Andrew Grams is the guest conductor for the Oakland Symphony’s Friday night program in the Paramount Theatre. (Photo courtesy of Masatake Suemitsu)

Music made in America: As the Oakland Symphony continues its search to find a replacement for the late Michael Morgan, aspiring candidate Andrew Grams arrives to conduct the orchestra and guest soloist Sara Davis Buechner Friday night at 8 p.m. in the ornate splendor of the Paramount Theatre. Grams, who left his post as music director of the Elgin Symphony Orchestra in Illinois in 2021 after eight years there, has been filling his schedule with guest conducting assignments far and wide. He brings a program called “Rooted in America” to the concert hall, with three diverse works that had their origins here. A 1951 work from Florence Price, the first African-American woman composer to achieve orchestral success, leads things off. Her “Five Folk Songs in Counterpoint” dips into a handful of recognizable tunes – the spiritual “Calvary,” “My Darling Clementine,” “Drink to Me Only With Thine Eyes, “Shortnin’Bread” and “Swing Low, Sweet Chariot.” George Gershwin’s “Second Rhapsody,” featuring Buechner on piano, follows, and the concert will conclude with William Dawson’s “Negro Folk Symphony.” Tickets, $25-$90, are available at oaklandsymphony.org

Sara Davis Buechner is the featured piano soloist on the Oakland Symphony’s performance of George Gershwin’s “Second Rhapsody.” (Photo courtesy Unison Media)

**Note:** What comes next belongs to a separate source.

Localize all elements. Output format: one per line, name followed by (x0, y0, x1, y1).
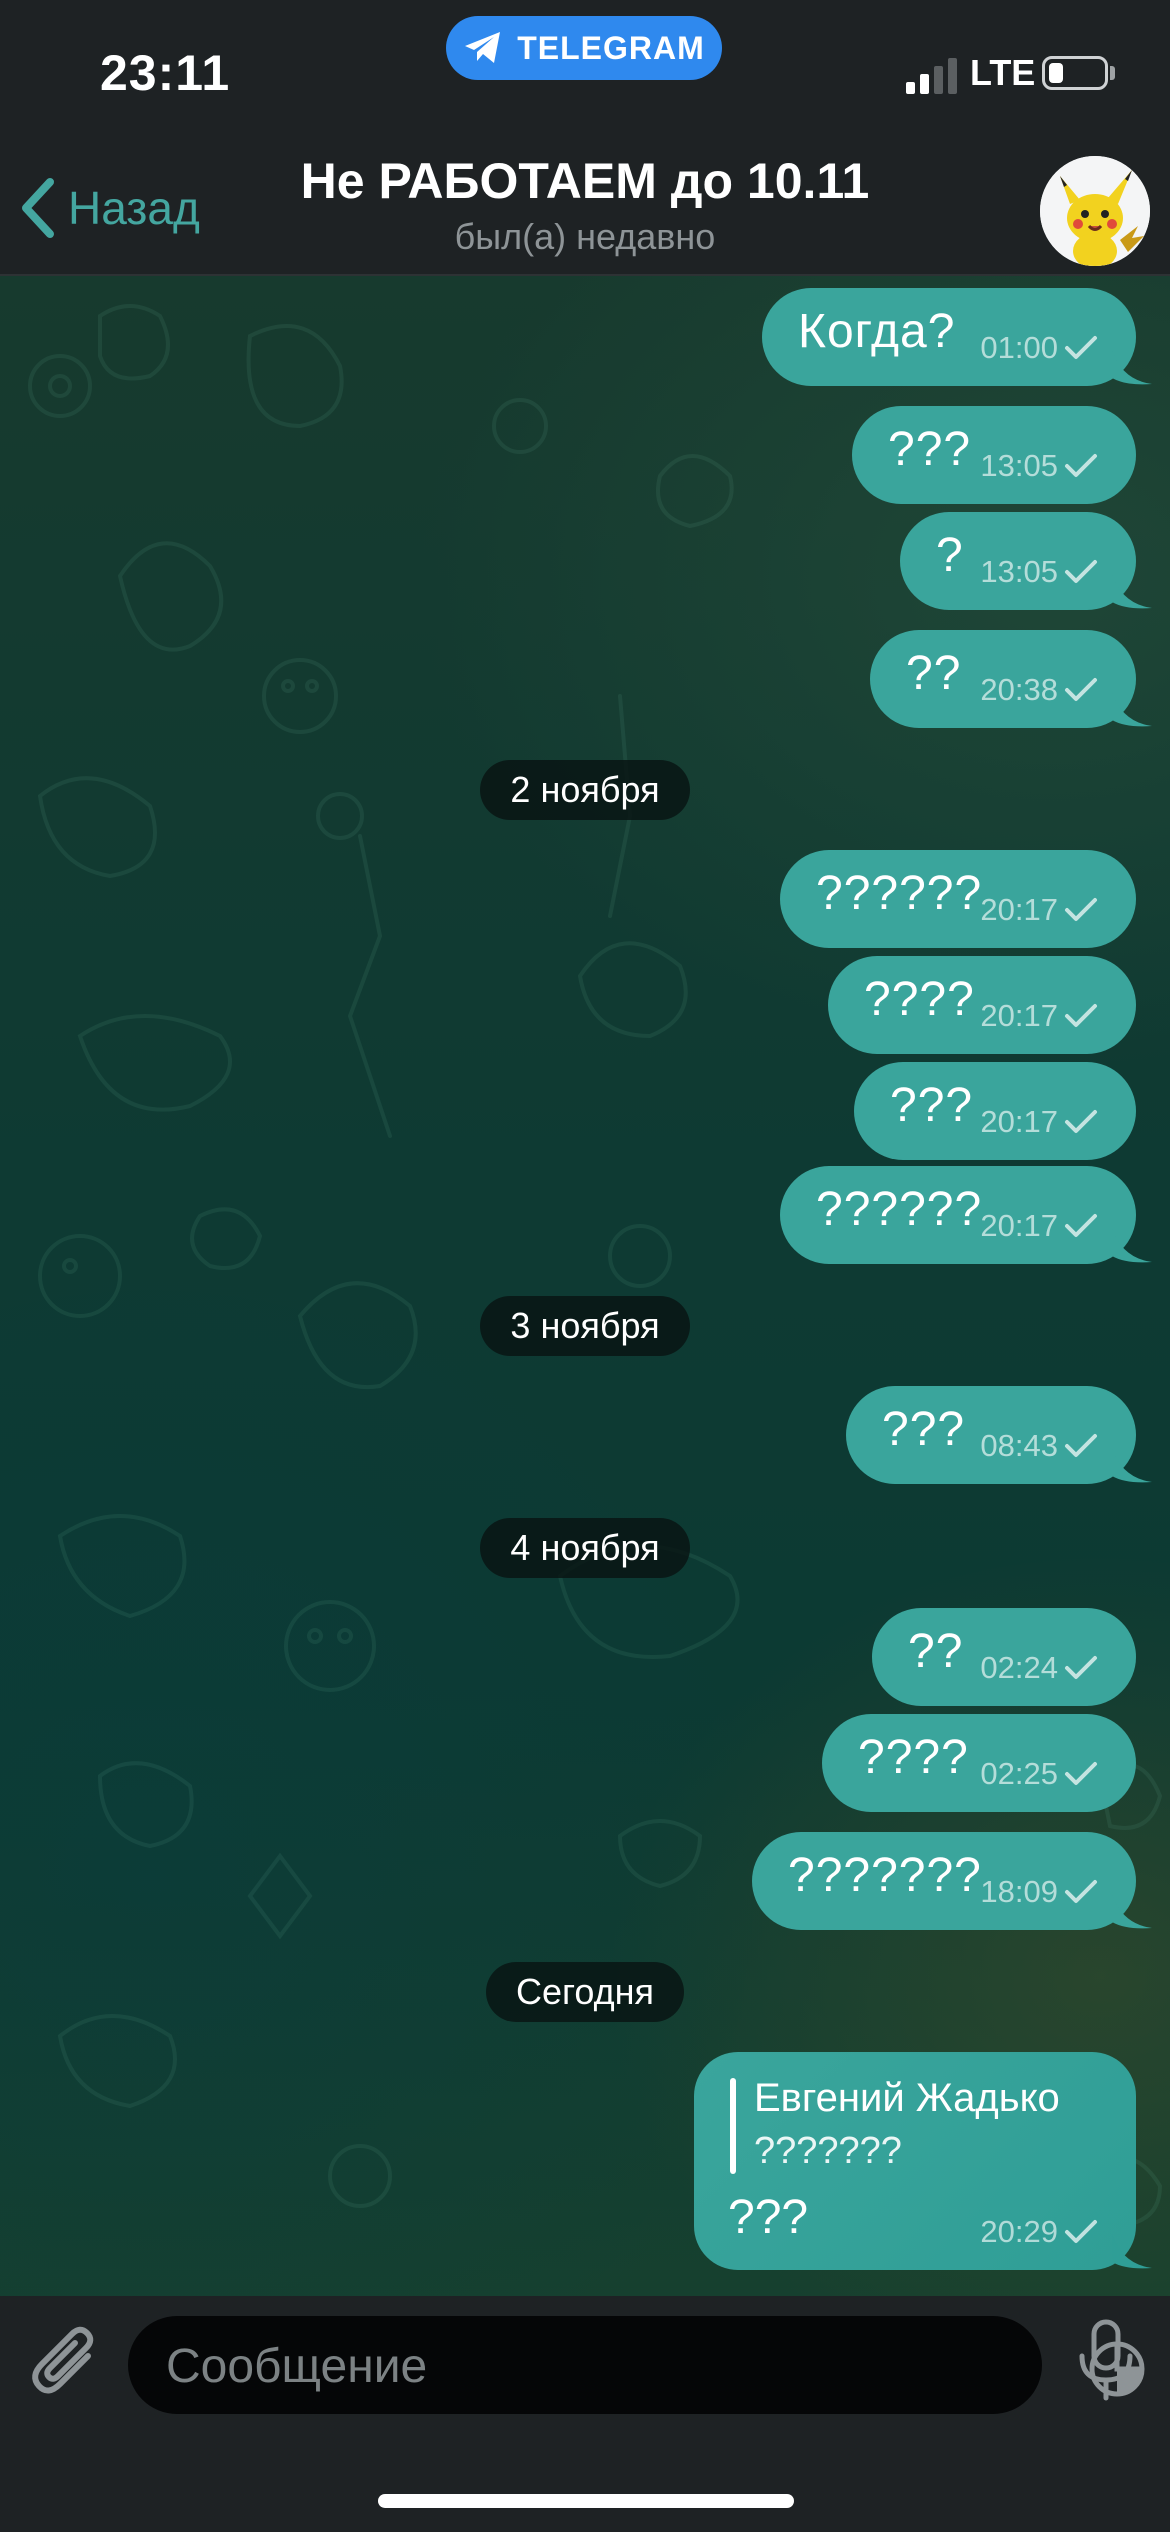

Pianist Jean-Yves Thibaudet plays works by Messiaen and Debussy with the San Francisco Symphony. (Photo courtesy Andrew Eccles)

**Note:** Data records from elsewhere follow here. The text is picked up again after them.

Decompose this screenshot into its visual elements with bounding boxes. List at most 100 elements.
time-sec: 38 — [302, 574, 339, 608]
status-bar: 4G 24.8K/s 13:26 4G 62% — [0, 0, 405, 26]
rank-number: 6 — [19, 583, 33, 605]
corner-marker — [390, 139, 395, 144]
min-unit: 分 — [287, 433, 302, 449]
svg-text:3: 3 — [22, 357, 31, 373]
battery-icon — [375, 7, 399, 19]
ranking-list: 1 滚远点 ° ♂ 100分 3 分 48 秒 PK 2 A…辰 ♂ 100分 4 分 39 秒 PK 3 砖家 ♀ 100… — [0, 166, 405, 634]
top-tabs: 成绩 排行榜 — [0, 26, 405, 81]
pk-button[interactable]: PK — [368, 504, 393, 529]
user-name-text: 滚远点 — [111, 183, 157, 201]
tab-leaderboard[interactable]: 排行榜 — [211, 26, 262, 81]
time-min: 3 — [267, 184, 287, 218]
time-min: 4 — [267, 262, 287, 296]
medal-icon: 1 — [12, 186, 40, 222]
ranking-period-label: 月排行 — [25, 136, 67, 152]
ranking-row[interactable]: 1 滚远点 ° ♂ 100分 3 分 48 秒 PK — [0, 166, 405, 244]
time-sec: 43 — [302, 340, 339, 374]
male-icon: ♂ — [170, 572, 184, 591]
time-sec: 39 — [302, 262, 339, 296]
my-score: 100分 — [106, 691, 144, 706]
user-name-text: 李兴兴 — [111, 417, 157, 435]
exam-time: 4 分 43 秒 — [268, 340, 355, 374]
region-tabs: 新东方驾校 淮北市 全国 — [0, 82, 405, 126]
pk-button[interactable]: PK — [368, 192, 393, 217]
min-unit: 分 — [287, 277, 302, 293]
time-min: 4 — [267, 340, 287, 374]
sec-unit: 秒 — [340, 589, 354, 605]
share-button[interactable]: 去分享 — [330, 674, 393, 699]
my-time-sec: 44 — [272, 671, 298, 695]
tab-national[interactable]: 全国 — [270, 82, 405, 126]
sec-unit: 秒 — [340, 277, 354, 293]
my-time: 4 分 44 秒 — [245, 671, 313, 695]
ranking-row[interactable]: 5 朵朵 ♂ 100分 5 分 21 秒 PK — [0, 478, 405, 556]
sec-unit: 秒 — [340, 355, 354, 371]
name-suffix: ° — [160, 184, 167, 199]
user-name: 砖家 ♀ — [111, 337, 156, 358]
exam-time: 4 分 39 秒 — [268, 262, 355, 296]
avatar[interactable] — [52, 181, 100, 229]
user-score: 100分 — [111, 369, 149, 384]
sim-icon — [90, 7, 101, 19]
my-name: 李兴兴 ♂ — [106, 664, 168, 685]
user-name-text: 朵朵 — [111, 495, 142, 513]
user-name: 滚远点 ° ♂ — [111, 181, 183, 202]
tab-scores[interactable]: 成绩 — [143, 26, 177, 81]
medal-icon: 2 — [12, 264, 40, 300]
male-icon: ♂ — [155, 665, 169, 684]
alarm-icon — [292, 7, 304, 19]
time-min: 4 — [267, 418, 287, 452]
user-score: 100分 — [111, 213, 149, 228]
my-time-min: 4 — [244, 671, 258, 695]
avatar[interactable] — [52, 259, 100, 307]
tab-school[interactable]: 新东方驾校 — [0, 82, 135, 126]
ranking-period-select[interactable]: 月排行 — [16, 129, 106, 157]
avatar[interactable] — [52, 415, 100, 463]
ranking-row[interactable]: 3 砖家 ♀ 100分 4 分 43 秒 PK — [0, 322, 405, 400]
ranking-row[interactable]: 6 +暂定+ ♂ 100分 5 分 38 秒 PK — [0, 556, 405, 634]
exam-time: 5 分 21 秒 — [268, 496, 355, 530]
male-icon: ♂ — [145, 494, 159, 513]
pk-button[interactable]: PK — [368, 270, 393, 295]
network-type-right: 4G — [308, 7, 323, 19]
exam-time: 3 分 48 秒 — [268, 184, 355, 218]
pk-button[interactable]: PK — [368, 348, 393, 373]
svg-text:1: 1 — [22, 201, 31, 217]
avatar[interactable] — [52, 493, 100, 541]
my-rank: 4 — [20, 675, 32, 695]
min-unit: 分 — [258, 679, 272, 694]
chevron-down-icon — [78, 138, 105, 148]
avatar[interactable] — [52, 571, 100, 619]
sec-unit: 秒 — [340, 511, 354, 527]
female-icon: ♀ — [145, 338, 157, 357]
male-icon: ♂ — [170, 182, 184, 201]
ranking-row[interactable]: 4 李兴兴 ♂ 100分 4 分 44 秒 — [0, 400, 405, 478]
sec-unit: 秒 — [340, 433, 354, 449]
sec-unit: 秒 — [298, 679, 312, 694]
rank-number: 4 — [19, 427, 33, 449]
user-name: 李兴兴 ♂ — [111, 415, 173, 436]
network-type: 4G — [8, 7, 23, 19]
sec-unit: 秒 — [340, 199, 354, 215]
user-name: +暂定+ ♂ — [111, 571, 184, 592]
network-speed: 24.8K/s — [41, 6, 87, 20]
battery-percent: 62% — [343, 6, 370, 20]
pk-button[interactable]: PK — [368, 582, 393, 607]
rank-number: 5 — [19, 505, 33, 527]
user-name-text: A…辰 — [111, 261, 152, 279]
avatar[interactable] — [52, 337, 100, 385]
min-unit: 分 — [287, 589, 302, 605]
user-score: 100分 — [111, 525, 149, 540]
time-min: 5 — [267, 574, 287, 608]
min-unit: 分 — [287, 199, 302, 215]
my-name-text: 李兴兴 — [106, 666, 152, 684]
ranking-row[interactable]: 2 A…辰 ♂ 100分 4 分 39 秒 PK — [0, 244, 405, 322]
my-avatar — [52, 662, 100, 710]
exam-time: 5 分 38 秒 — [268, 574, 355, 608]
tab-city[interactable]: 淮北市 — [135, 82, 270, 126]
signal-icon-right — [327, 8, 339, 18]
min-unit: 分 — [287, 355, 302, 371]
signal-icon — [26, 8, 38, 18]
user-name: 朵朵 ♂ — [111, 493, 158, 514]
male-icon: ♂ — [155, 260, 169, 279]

MTT redux: The San Francisco Symphony welcomes Michael Tilson Thomas, music director laureate, back to the Davies Hall podium for the first of two weekends of concertizing, opening Thursday at 7:30 p.m. with a glittering program of music by Debussy, Messiaen and Villa-Lobos. French pianist Jean-Yves Thibaudet, an MTT favorite, is the featured soloist for two works. The “Trois petites liturgies de la Présence Divine” by Messiaen invokes both spiritual themes and birdsong, with contributions from the San Francisco Symphony Chorus and ondes Martenot player Cynthia Millar. Thibaudet will also play Debussy’s Javanese gamelan-inspired “Fantaisie” for Piano and Orchestra on the program, which kicks off with the same composer’s much more famous “Prélude a L’Apres-midi d’un faune” and closes with Villa-Lobos’ Choros No. 19. Repeat performances are at 7:30 p.m. Friday and Saturday. Find tickets, $35-$165, at www.sfsymphony.org or 415-864-6000.